Thursday, May 8, 2008

On the perimeter -- news and notes

* I wrote earlier about the power of desperation, and that's clearly what we saw tonight from San Antonio. The Spurs not only are the defending champions and a very proud bunch, they're also talented enough to get a win against a very good New Orleans team that played superbly for two consecutive games.

Much like a baseball manager going to his closer in the eighth inning of an elimination game, Popovich started Ginobili in Game 3. Despite the tender ankle, Manu delivered with 31 points. Parker added 31 and 11 assists, and Duncan chipped in with 16 to give with Big Three 78 much-needed points.

The game was evenly played except in one area: 3-point shooting. In part thanks to Bowen's defense that limited Stojakovic to eight points, the Hornets were 2-for-11 from beyond the arc. The Spurs, meanwhile, were 11-for-25.

San Antonio now catches a big break as Game 4 isn't until Sunday night, almost three full days of rest.

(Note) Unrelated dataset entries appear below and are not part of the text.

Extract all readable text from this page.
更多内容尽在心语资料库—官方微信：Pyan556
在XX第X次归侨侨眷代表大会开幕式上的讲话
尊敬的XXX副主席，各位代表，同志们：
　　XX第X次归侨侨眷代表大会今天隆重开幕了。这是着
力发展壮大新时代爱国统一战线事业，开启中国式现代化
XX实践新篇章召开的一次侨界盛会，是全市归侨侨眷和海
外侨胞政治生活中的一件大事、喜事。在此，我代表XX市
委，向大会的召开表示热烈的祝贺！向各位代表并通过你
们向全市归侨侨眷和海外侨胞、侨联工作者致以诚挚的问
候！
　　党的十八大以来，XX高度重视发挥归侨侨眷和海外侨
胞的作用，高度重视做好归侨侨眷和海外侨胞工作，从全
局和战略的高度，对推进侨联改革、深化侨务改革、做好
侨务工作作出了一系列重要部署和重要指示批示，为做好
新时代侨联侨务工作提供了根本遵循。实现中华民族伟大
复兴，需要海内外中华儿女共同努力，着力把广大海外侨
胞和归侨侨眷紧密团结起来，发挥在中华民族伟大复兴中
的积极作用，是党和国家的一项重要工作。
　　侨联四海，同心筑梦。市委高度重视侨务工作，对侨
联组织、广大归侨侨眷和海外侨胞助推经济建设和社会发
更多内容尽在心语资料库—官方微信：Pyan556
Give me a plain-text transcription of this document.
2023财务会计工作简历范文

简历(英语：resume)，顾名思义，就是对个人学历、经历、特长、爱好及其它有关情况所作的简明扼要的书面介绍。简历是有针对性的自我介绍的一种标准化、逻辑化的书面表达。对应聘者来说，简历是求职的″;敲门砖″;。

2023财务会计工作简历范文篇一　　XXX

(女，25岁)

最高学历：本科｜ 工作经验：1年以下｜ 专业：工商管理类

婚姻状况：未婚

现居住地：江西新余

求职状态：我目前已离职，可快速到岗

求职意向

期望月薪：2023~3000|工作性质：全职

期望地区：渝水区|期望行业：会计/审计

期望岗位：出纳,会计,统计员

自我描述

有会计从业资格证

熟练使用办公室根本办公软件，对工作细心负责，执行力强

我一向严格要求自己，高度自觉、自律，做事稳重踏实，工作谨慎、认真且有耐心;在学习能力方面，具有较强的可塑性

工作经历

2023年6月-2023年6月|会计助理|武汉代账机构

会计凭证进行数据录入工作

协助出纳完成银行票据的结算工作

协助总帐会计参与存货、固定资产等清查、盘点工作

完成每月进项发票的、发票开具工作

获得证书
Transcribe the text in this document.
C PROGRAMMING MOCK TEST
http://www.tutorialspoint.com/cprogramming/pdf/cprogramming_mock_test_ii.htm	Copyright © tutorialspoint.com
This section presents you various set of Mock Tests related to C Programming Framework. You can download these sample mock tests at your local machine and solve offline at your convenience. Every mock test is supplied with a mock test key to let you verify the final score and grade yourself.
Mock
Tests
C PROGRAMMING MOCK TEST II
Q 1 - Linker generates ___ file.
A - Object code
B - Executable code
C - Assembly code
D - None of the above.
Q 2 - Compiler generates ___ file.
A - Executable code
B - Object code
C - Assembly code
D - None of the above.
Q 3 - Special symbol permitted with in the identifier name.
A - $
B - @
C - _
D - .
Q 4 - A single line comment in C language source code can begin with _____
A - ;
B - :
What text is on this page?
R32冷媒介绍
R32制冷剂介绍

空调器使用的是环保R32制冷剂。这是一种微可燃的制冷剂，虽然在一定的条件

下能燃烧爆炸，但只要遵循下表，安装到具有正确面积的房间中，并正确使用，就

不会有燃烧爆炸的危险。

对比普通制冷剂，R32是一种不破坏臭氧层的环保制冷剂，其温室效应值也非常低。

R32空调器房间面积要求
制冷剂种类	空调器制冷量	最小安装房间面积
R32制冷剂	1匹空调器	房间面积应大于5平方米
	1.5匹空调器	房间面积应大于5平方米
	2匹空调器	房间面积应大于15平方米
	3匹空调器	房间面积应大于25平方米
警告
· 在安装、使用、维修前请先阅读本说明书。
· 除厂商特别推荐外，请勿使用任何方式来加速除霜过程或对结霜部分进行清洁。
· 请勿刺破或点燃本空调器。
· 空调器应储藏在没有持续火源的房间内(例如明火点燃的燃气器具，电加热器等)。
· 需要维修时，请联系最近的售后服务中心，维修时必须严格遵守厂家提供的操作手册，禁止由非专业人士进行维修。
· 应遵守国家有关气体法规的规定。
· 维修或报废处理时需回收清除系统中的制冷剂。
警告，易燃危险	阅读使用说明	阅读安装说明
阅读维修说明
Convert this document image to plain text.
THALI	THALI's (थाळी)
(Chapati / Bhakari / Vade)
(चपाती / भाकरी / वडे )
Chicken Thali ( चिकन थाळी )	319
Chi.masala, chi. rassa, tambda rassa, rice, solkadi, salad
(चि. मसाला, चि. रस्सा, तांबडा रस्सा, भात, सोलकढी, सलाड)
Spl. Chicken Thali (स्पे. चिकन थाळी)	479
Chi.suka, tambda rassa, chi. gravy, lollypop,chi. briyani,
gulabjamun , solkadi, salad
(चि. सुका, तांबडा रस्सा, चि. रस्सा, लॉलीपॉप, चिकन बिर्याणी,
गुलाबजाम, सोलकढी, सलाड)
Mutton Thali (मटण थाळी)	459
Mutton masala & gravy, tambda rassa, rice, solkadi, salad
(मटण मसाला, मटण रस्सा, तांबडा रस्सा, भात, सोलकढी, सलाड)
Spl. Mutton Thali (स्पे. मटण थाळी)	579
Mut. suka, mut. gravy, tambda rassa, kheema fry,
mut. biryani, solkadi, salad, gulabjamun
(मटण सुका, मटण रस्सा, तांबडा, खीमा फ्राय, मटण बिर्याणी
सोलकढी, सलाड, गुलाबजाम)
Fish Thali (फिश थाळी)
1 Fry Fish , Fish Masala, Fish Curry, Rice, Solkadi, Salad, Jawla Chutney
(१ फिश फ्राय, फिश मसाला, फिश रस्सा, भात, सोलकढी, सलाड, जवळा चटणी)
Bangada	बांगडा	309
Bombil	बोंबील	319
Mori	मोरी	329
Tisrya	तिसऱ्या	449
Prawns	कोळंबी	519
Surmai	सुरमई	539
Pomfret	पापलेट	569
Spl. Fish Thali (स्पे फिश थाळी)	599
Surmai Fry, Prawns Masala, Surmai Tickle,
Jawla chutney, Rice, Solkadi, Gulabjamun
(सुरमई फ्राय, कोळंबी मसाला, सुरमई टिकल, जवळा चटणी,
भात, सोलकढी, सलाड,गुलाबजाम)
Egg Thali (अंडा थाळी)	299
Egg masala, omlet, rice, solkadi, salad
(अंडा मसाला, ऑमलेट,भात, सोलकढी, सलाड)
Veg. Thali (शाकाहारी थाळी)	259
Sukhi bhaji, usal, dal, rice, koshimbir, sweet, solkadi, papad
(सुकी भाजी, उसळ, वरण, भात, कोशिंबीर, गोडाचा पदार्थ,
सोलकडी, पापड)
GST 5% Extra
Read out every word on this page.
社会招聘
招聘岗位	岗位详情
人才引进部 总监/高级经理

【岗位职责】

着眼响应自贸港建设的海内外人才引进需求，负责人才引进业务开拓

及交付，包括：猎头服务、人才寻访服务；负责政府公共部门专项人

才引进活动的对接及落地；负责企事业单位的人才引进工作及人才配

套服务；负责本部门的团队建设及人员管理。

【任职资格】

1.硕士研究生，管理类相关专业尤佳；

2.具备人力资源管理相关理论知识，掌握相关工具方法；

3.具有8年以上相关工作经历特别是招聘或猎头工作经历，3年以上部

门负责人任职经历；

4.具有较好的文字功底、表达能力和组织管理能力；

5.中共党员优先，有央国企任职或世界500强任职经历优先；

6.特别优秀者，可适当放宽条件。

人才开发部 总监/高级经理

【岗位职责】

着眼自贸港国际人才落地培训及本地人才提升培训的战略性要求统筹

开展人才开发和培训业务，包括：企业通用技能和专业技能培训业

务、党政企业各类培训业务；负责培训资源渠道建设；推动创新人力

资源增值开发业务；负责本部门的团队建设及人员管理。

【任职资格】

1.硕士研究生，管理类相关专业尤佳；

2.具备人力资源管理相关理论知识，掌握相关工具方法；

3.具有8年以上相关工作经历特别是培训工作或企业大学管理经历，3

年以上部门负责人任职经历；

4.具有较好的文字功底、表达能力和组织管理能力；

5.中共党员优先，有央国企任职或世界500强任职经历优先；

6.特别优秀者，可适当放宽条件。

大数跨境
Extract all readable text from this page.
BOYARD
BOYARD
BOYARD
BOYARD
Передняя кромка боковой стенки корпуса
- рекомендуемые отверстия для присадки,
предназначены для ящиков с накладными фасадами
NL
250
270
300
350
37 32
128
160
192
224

* Give the Celtics' effort and schemes credit, but LeBron has obviously been off his game as well. He followed the 2-for-18, 10-turnover line in Game 1 with 6-for-24 and seven turnovers tonight. Naturally, the Cavs have no chance if LeBron plays this poorly. Everything, of course, has been off.

Keep and eye on ... On his hard drives to the basket that he can't finish with dunks, if LeBron's angle to the glass is taken away, he seems to have much more difficult time than others with his layup attempts. Too many of his tries hit the back rim. A finger roll would work wonders here, but that shot isn't in many bags of tricks anymore. Calling George Gervin ...

* The way the Lakers are playing, especially on offense with huge matchup advantages for Kobe and Odom and Gasol, it's hard to imagine them not getting at least one (and maybe both) against the Jazz in Utah. At 6-0, LA has a lot of confidence and has yet to be dealt a reason to doubt itself. A huge step for their title moxie would be a win in Game 3.

* A lot of not very bright people out there have commented recently that Rashard Lewis, with his 33-point performance in Orlando's Game 3 win vs. Detroit, has either:

a.) earned his money; or b.) diffused the anger over his large contract.

Have these people not seen the contract?

2008: $15.6M
2009: $17.2M
2010: $18.9M
2011: $20.5M
2012: $22.1M
2013: $23.7M

Let's get one thing straight ... In order to earn that money, Lewis would have to finish top-three in MVP voting and lead Orlando to a title or two. Actually, that still might not be enough.